BACKGROUND: Hypercholesterolemia is found in patients with chronic lung inflammation, during which airway epithelial cells play important roles in maintenance of inflammatory responses to pathogens. The present study aims at molecular mechanisms by which cholesterol changes airway epithelial sensitivity in response to smoking. METHODS: Human bronchial epithelial cells (HBEs) were stimulated with cigarette smoke extract (CSE) and mice were exposed to CS/lipopolysaccharide (LPS) as models in vitro and in vivo. Severe COPD patients and healthy volunteers were also enrolled and the level of cholesterol in plasma was detected by metabolomics. Filipin III and elisa kits were used to stain free cholesterol. Mitochondrial function was detected by mitotracker green, mitotracker green, and Seahorse. Mitochondrial morphology was detected by high content screening and electron microscopy. The mRNA and protein levels of mitochondrial dynamics‐related proteins were detected by RT‐qPCR and Western blot,respectively. BODIPY 493/503 was used to stain lipid droplets. Lipidomics was used to detect intracellular lipid components.
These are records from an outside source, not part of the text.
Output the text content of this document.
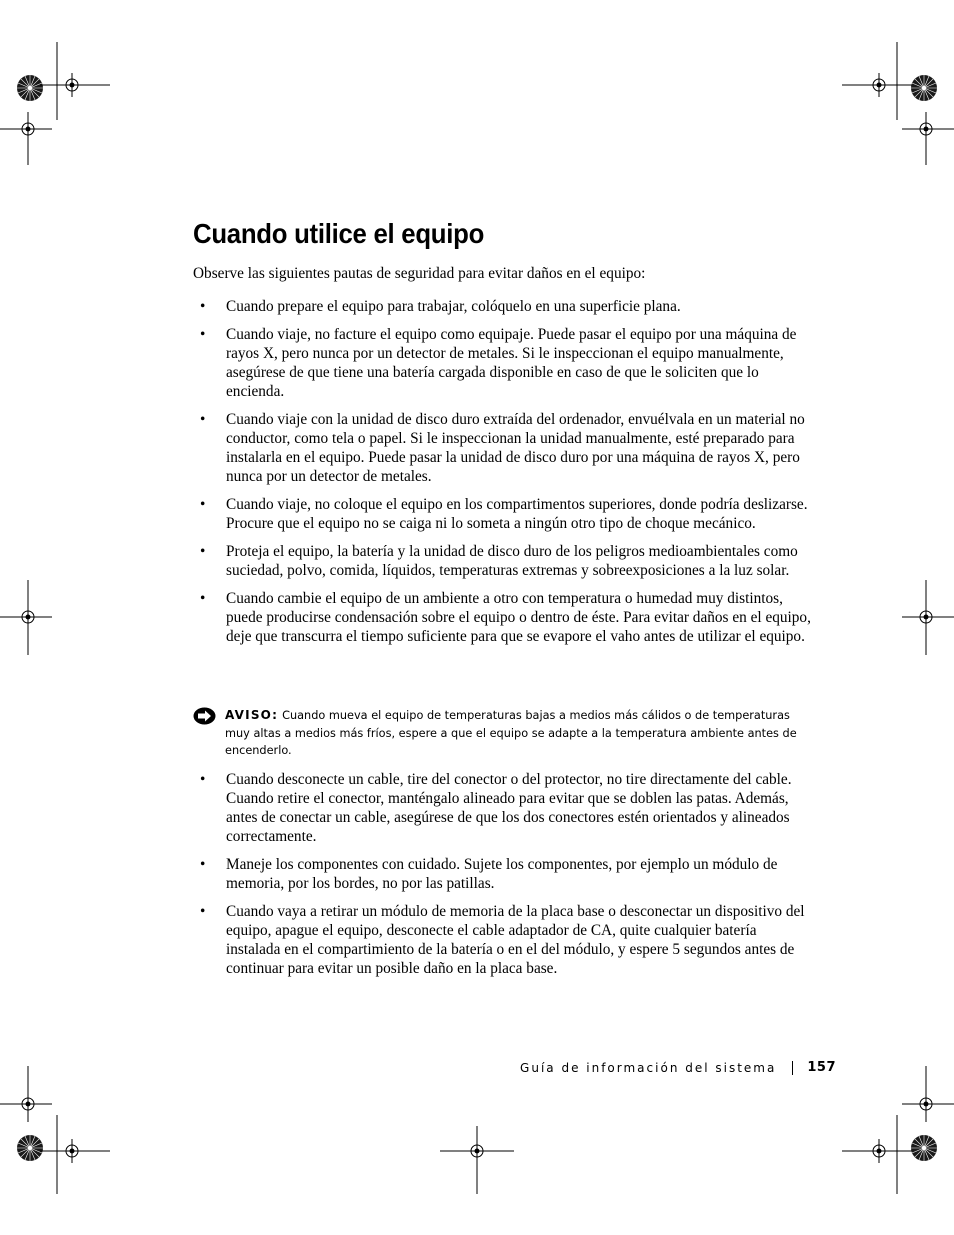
Cuando utilice el equipo

Observe las siguientes pautas de seguridad para evitar daños en el equipo:

• Cuando prepare el equipo para trabajar, colóquelo en una superficie plana.
• Cuando viaje, no facture el equipo como equipaje. Puede pasar el equipo por una máquina de rayos X, pero nunca por un detector de metales. Si le inspeccionan el equipo manualmente, asegúrese de que tiene una batería cargada disponible en caso de que le soliciten que lo encienda.
• Cuando viaje con la unidad de disco duro extraída del ordenador, envuélvala en un material no conductor, como tela o papel. Si le inspeccionan la unidad manualmente, esté preparado para instalarla en el equipo. Puede pasar la unidad de disco duro por una máquina de rayos X, pero nunca por un detector de metales.
• Cuando viaje, no coloque el equipo en los compartimentos superiores, donde podría deslizarse. Procure que el equipo no se caiga ni lo someta a ningún otro tipo de choque mecánico.
• Proteja el equipo, la batería y la unidad de disco duro de los peligros medioambientales como suciedad, polvo, comida, líquidos, temperaturas extremas y sobreexposiciones a la luz solar.
• Cuando cambie el equipo de un ambiente a otro con temperatura o humedad muy distintos, puede producirse condensación sobre el equipo o dentro de éste. Para evitar daños en el equipo, deje que transcurra el tiempo suficiente para que se evapore el vaho antes de utilizar el equipo.
AVISO: Cuando mueva el equipo de temperaturas bajas a medios más cálidos o de temperaturas muy altas a medios más fríos, espere a que el equipo se adapte a la temperatura ambiente antes de encenderlo.
• Cuando desconecte un cable, tire del conector o del protector, no tire directamente del cable. Cuando retire el conector, manténgalo alineado para evitar que se doblen las patas. Además, antes de conectar un cable, asegúrese de que los dos conectores estén orientados y alineados correctamente.
• Maneje los componentes con cuidado. Sujete los componentes, por ejemplo un módulo de memoria, por los bordes, no por las patillas.
• Cuando vaya a retirar un módulo de memoria de la placa base o desconectar un dispositivo del equipo, apague el equipo, desconecte el cable adaptador de CA, quite cualquier batería instalada en el compartimiento de la batería o en el del módulo, y espere 5 segundos antes de continuar para evitar un posible daño en la placa base.
Guía de información del sistema 157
The mRNA level of interleukin (IL)‐6 and IL‐8 were detected by RT‐qPCR. RESULTS: We found that the cholesterol overload was associated with chronic obstructive pulmonary disease (COPD) and airway epithelia‐driven inflammation, evidenced by hypercholesterolemia in patients with COPD and preclinical models, alteration of lipid metabolism‐associated genes in CSE‐induced airway epithelia and production of ILs. External cholesterol altered airway epithelial sensitivity of inflammation in response to CSE, through the regulation of STARD3‐MFN2 pathway, cholesterol re‐distribution, altered transport and accumulation of cholesterol, activities of lipid transport regulators and disorder of mitochondrial function and dynamics. MFN2 down‐regulation increased airway epithelial sensitivity and production of ILs after smoking, at least partially by injuring fatty acid oxidation and activating mTOR phosphorylation. CONCLUSIONS: Our data provide new insights for understanding molecular mechanisms of cholesterol‐altered airway epithelial inflammation and for developing diagnostic biomarkers and therapeutic targets to improve patient outcomes.